An apartment complex marketed to middle-income downtown workers, especially those interested in reducing or eliminating their personal vehicle use, has been repossessed. Capitol Quarters was returned to its lender due to a low occupancy rate that made it unsustainable, developer Weaver Buildings announced this week. The property at at 1108 Nueces Street underwent a deed-in-lieu transfer to North Carolina's Churchill Real Estate Holdings.

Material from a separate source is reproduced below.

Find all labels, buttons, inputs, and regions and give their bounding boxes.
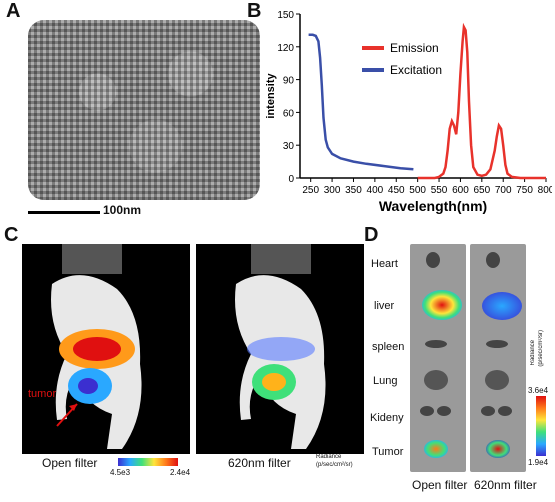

Capitol Quarters was originally announced in a co-living project in 2109, when group living in boarding-house or dorm-like buildings was being touted as a solution to soaring home prices. After the pandemic hit, the developer pivoted to a multifamily project, terminating the lease with the co-living group and finding new financing

Builders broke ground on the 45,000-square-foot, five-story structure, which replaced a smaller office building on the site, in 2021. Capitol Quarters offered 30 three-bedroom, two-bathroom apartments for $1,200 per bedroom — a strategy meant to appeal to renters looking for shared workforce housing in traditional apartments.

The building has as 6,200 square feet of office space and no onsite parking facilities for personal vehicles, both to keep costs down and to appeal to tenants who want to live or work downtown car-free. The building was completed in May 2022, and the first tenants moved in that August.